Question

A 10.00-mL sample of vinegar, an aqueous solution of acetic acid $\left({\mathbf{HC}}_2{\mathbf{H}}_3{\mathbf{O}}_2\right)$, is titrated with 0.5062 M $\mathbf{NaOH}$, and 16.58 mL is required to reach the endpoint.

a. What is the molarity of the acetic acid?

b. If the density of the vinegar is$\mathbf{1}\mathbf{.}\mathbf{006}\raisebox{1ex}{$g$}\!\left/ \!\raisebox{-1ex}{${\mathbf{cm}}^3$}\right.$ . What is the mass percent of acetic acid in the vinegar?

Short answer

a. The molarity of acetic acid is 0.839M.

b.The mass percent of acetic acid in the vinegar is 5.01%.

Step-by-step solution

Definition of acetic acid

Acetic acid is a by-product of the fermentation process. It gives vinegar its characteristic odor. Vinegar has about 4-6% acetic acid in water.

Calculation of molarity of acetic acid

Here, $n\left(H{C}_2{H}_3{O}_2\right)=n\left(NaOH\right)$.

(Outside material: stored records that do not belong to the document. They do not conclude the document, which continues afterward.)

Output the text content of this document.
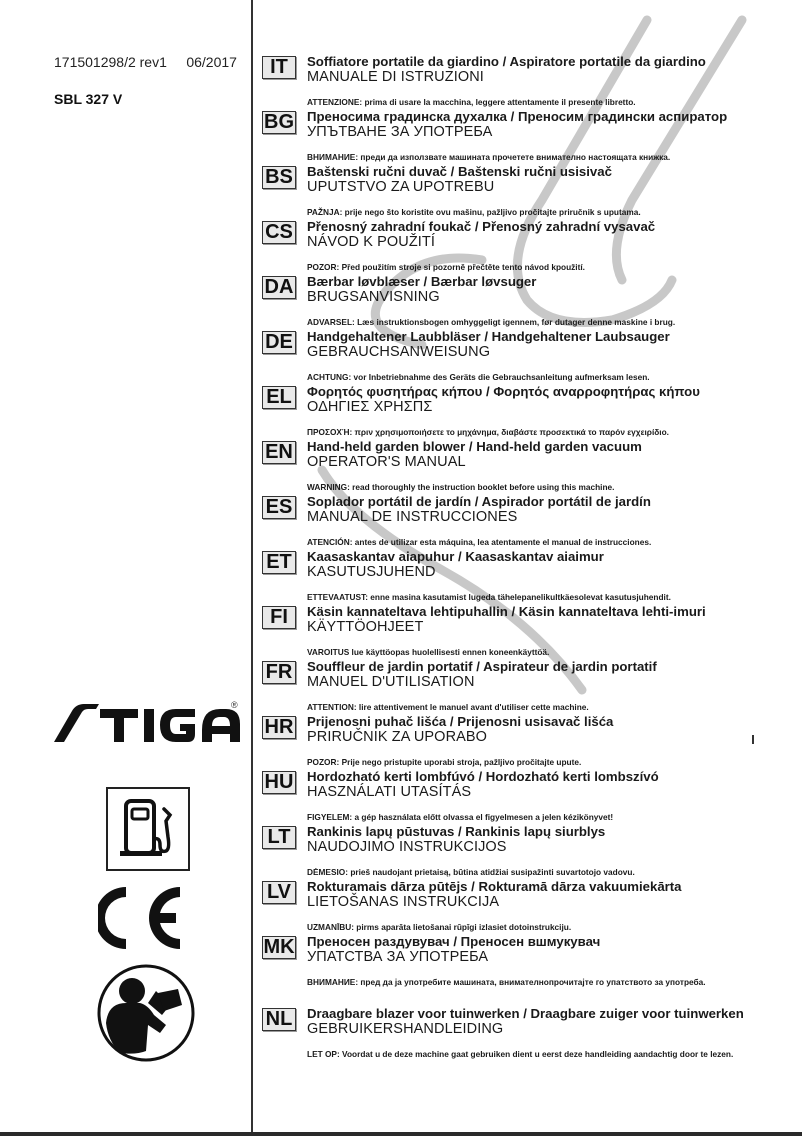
171501298/2 rev1 06/2017
SBL 327 V
®
IT	Soffiatore portatile da giardino / Aspiratore portatile da giardino
MANUALE DI ISTRUZIONI
ATTENZIONE: prima di usare la macchina, leggere attentamente il presente libretto.
BG Преносима градинска духалка / Преносим градински аспиратор
УПЪТВАНЕ ЗА УПОТРЕБА
ВНИМАНИЕ: преди да използвате машината прочетете внимателно настоящата книжка.
BS Baštenski ručni duvač / Baštenski ručni usisivač
UPUTSTVO ZA UPOTREBU
PAŽNJA: prije nego što koristite ovu mašinu, pažljivo pročitajte priručnik s uputama.
CS Přenosný zahradní foukač / Přenosný zahradní vysavač
NÁVOD K POUŽITÍ
POZOR: Před použitím stroje si pozorně přečtěte tento návod kpoužití.
DA Bærbar løvblæser / Bærbar løvsuger
BRUGSANVISNING
ADVARSEL: Læs instruktionsbogen omhyggeligt igennem, før dutager denne maskine i brug.
DE Handgehaltener Laubbläser / Handgehaltener Laubsauger
GEBRAUCHSANWEISUNG
ACHTUNG: vor Inbetriebnahme des Geräts die Gebrauchsanleitung aufmerksam lesen.
EL	Φορητός φυσητήρας κήπου / Φορητός αναρροφητήρας κήπου
ΟΔΗΓΙΕΣ ΧΡΗΣΠΣ
ΠΡΟΣΟΧΉ: πριν χρησιμοποιήσετε το μηχάνημα, διαβάστε προσεκτικά το παρόν εγχειρίδιο.
EN Hand-held garden blower / Hand-held garden vacuum
OPERATOR'S MANUAL
WARNING: read thoroughly the instruction booklet before using this machine.
ES Soplador portátil de jardín / Aspirador portátil de jardín
MANUAL DE INSTRUCCIONES
ATENCIÓN: antes de utilizar esta máquina, lea atentamente el manual de instrucciones.
ET	Kaasaskantav aiapuhur / Kaasaskantav aiaimur
KASUTUSJUHEND
ETTEVAATUST: enne masina kasutamist lugeda tähelepanelikultkäesolevat kasutusjuhendit.
FI	Käsin kannateltava lehtipuhallin / Käsin kannateltava lehti-imuri
KÄYTTÖOHJEET
VAROITUS lue käyttöopas huolellisesti ennen koneenkäyttöä.
FR Souffleur de jardin portatif / Aspirateur de jardin portatif
MANUEL D'UTILISATION
ATTENTION: lire attentivement le manuel avant d'utiliser cette machine.
HR Prijenosni puhač lišća / Prijenosni usisavač lišća
PRIRUČNIK ZA UPORABO
POZOR: Prije nego pristupite uporabi stroja, pažljivo pročitajte upute.
HU Hordozható kerti lombfúvó / Hordozható kerti lombszívó
HASZNÁLATI UTASÍTÁS
FIGYELEM: a gép használata előtt olvassa el figyelmesen a jelen kézikönyvet!
LT	Rankinis lapų pūstuvas / Rankinis lapų siurblys
NAUDOJIMO INSTRUKCIJOS
DĖMESIO: prieš naudojant prietaisą, būtina atidžiai susipažinti suvartotojo vadovu.
LV	Rokturamais dārza pūtējs / Rokturamā dārza vakuumiekārta
LIETOŠANAS INSTRUKCIJA
UZMANĪBU: pirms aparāta lietošanai rūpīgi izlasiet dotoinstrukciju.
MK Преносен раздувувач / Преносен вшмукувач
УПАТСТВА ЗА УПОТРЕБА
ВНИМАНИЕ: пред да ја употребите машината, внимателнопрочитајте го упатството за употреба.
NL Draagbare blazer voor tuinwerken / Draagbare zuiger voor tuinwerken
GEBRUIKERSHANDLEIDING
LET OP: Voordat u de deze machine gaat gebruiken dient u eerst deze handleiding aandachtig door te lezen.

$c_1\times V_1=c_2\times V_2$

Now,

$c\left(H{C}_2{H}_3{O}_2\right)=\frac{c\left(NaOH\right)\times V\left(NaOH\right)}{V\left(H{C}_2{H}_3{O}_2\right)}$

$\begin{array}{l}c\left(H{C}_2{H}_3{O}_2\right)=\frac{0.5062M\times 16.58mL}{10mL}\\ c\left(H{C}_2{H}_3{O}_2\right)=0.839\end{array}$

Hence,the molarity is 0.839.

Calculation of mass percentage

$\begin{array}{l}m\left(H{C}_2{H}_3{O}_2\right)=V\times c\times M_r\\ m\left(H{C}_2{H}_3{O}_2\right)=0.01658mL\times 0.5062M\times 60\raisebox{1ex}{$g$}\!\left/ \!\raisebox{-1ex}{$mol$}\right.\\ m\left(H{C}_2{H}_3{O}_2\right)=0.5036g\end{array}$

Now,

$\begin{array}{l}m\left(vinegar\right)=ro\times V\\ m\left(vinegar\right)=1.006\raisebox{1ex}{$g$}\!\left/ \!\raisebox{-1ex}{$c{m}^3$}\right.\times 10mL\\ m\left(vinegar\right)=10.069g\end{array}$

The mass percentage is,

$\begin{array}{l}m\%=\frac{m\left(H{C}_2{H}_3{O}_2\right)}{m\left(vinegar\right)}\times 100\\ m\%=\frac{0.5036g}{10.069g}\times 100\\ m\%=5.01\%\end{array}$

Hence, the mass percentage is 5.01%.